Sí, ya sé que todos están podridos con la nueva cortina, esta vez con la muerte de Edita Guerrero, pero me gustaría seguir insistiendo con el tema porque hay mucha tela para cortar, pero no donde piensan.

Hoy en Cuarto Poder, el neurocirujano que atendió a Edita mostró la tomografía que le tomaron al momento de su ingreso en la clínica: sí hay aneurisma y no hay luxación atlanto-occipital que normalmente mata a la gente en el acto o la deja paralitica (Edita llegó caminando). Esto fue refrendado por otro neurocirujano que revisó el mismo material. Entonces vuelvo a preguntar, ¿cómo es posible que una necropsia practicada en el cadáver parcialmente descompuesto tres meses después, establezca que no había aneurisma y que había una luxación atlanto-occipital que por complicaciones varias le habría causado la muerte? Esta luxación habría ocurrido por un mecanismo contuso (golpe) y además de ello le habrían encontrado 36 contusiones en diversas partes del cuerpo, contusiones que ninguno de los no sé cuantos médicos que atendieron a Edita, vieron.

Sin embargo, lo que la necropsia no dice, es cómo fueron causadas las supuestas contusiones, es decir si el cuerpo cayó contra algo o si algo impactó el cuerpo (p.e. se cayó o le pegaron; en la conferencia de prensa la forense sí se despachó con el tema de los golpes), esa ambigüedad es la que ha sido la piedra de toque para que la Fiscalía determine que Edita fue víctima de homicidio en la modalidad de Feminicidio.
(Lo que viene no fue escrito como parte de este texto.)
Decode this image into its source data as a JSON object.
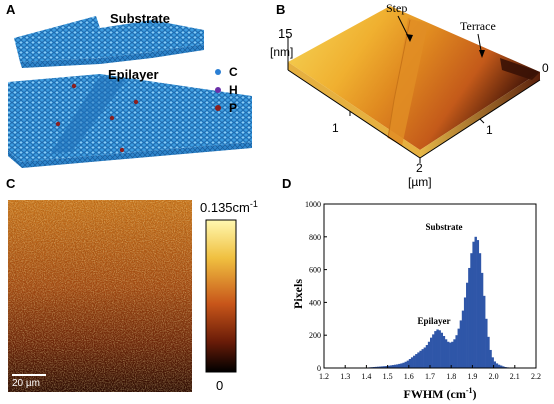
{
  "panels": {
    "a": {
      "label": "A",
      "substrate_label": "Substrate",
      "epilayer_label": "Epilayer",
      "legend": [
        {
          "symbol": "C",
          "color": "#2a7fd4"
        },
        {
          "symbol": "H",
          "color": "#6a2fa8"
        },
        {
          "symbol": "P",
          "color": "#8b2020"
        }
      ]
    },
    "b": {
      "label": "B",
      "step_label": "Step",
      "terrace_label": "Terrace",
      "z_max": "15",
      "z_unit": "[nm]",
      "x_ticks": [
        "1",
        "2"
      ],
      "y_ticks": [
        "0",
        "1"
      ],
      "xy_unit": "[µm]"
    },
    "c": {
      "label": "C",
      "colorbar_max": "0.135cm",
      "colorbar_max_sup": "-1",
      "colorbar_min": "0",
      "scale_bar": "20 µm"
    },
    "d": {
      "label": "D",
      "substrate_label": "Substrate",
      "epilayer_label": "Epilayer"
    }
  },
  "chart_data": {
    "type": "bar",
    "title": "",
    "xlabel": "FWHM (cm",
    "xlabel_sup": "-1",
    "xlabel_end": ")",
    "ylabel": "Pixels",
    "xlim": [
      1.2,
      2.2
    ],
    "ylim": [
      0,
      1000
    ],
    "x_ticks": [
      "1.2",
      "1.3",
      "1.4",
      "1.5",
      "1.6",
      "1.7",
      "1.8",
      "1.9",
      "2.0",
      "2.1",
      "2.2"
    ],
    "y_ticks": [
      "0",
      "200",
      "400",
      "600",
      "800",
      "1000"
    ],
    "bar_color": "#2f56a8",
    "bin_width": 0.01,
    "bins": [
      {
        "x": 1.4,
        "y": 2
      },
      {
        "x": 1.41,
        "y": 4
      },
      {
        "x": 1.42,
        "y": 5
      },
      {
        "x": 1.43,
        "y": 6
      },
      {
        "x": 1.44,
        "y": 7
      },
      {
        "x": 1.45,
        "y": 8
      },
      {
        "x": 1.46,
        "y": 9
      },
      {
        "x": 1.47,
        "y": 10
      },
      {
        "x": 1.48,
        "y": 11
      },
      {
        "x": 1.49,
        "y": 12
      },
      {
        "x": 1.5,
        "y": 14
      },
      {
        "x": 1.51,
        "y": 16
      },
      {
        "x": 1.52,
        "y": 18
      },
      {
        "x": 1.53,
        "y": 20
      },
      {
        "x": 1.54,
        "y": 22
      },
      {
        "x": 1.55,
        "y": 25
      },
      {
        "x": 1.56,
        "y": 28
      },
      {
        "x": 1.57,
        "y": 32
      },
      {
        "x": 1.58,
        "y": 38
      },
      {
        "x": 1.59,
        "y": 45
      },
      {
        "x": 1.6,
        "y": 55
      },
      {
        "x": 1.61,
        "y": 65
      },
      {
        "x": 1.62,
        "y": 75
      },
      {
        "x": 1.63,
        "y": 85
      },
      {
        "x": 1.64,
        "y": 95
      },
      {
        "x": 1.65,
        "y": 105
      },
      {
        "x": 1.66,
        "y": 115
      },
      {
        "x": 1.67,
        "y": 125
      },
      {
        "x": 1.68,
        "y": 140
      },
      {
        "x": 1.69,
        "y": 160
      },
      {
        "x": 1.7,
        "y": 185
      },
      {
        "x": 1.71,
        "y": 205
      },
      {
        "x": 1.72,
        "y": 225
      },
      {
        "x": 1.73,
        "y": 235
      },
      {
        "x": 1.74,
        "y": 230
      },
      {
        "x": 1.75,
        "y": 215
      },
      {
        "x": 1.76,
        "y": 195
      },
      {
        "x": 1.77,
        "y": 175
      },
      {
        "x": 1.78,
        "y": 160
      },
      {
        "x": 1.79,
        "y": 155
      },
      {
        "x": 1.8,
        "y": 160
      },
      {
        "x": 1.81,
        "y": 175
      },
      {
        "x": 1.82,
        "y": 200
      },
      {
        "x": 1.83,
        "y": 240
      },
      {
        "x": 1.84,
        "y": 290
      },
      {
        "x": 1.85,
        "y": 350
      },
      {
        "x": 1.86,
        "y": 430
      },
      {
        "x": 1.87,
        "y": 520
      },
      {
        "x": 1.88,
        "y": 610
      },
      {
        "x": 1.89,
        "y": 700
      },
      {
        "x": 1.9,
        "y": 770
      },
      {
        "x": 1.91,
        "y": 800
      },
      {
        "x": 1.92,
        "y": 780
      },
      {
        "x": 1.93,
        "y": 700
      },
      {
        "x": 1.94,
        "y": 580
      },
      {
        "x": 1.95,
        "y": 440
      },
      {
        "x": 1.96,
        "y": 300
      },
      {
        "x": 1.97,
        "y": 190
      },
      {
        "x": 1.98,
        "y": 110
      },
      {
        "x": 1.99,
        "y": 65
      },
      {
        "x": 2.0,
        "y": 40
      },
      {
        "x": 2.01,
        "y": 28
      },
      {
        "x": 2.02,
        "y": 20
      },
      {
        "x": 2.03,
        "y": 15
      },
      {
        "x": 2.04,
        "y": 10
      },
      {
        "x": 2.05,
        "y": 6
      },
      {
        "x": 2.06,
        "y": 4
      },
      {
        "x": 2.07,
        "y": 2
      }
    ]
  }
}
La pregunta del millón se encuentra entonces en la segunda necropsia y en sus conclusiones y saber si estas responden a la realidad o a intereses subalternos. Acusar a alguien de infiel, mujeriego o lo que sea es una cosa, pero de asesino, es otra. La pregunta obvia es ¿qué está en juego aquí? pues varias cosas: el grupo musical y sus réditos por parte de sus propietarios, la clínica que trató a Edita, ya que si hubiesen incurrido en mala practica médica serian terceros civilmente responsables en su muerte y quien sabe que mas. En pocas palabras todo eso implica plata y no poca.

Finalmente, me dirán por qué no confío en la pericia hecha por el IML, pues la razón es simple, en el caso de Walter Oyarce, un perito del IML terminó testificando contra sus propios colegas a favor de los imputados. Tal situación no solo es irregular sino que penada por la ley; asumo que el tomar tal riesgo no fue un simple acto de caridad. Para variar no pasó nada y tal profesional sigue trabajando como si no hubiese pasado nada.

Los invito a seguir investigando, esto es solo el principio, con o sin cortina.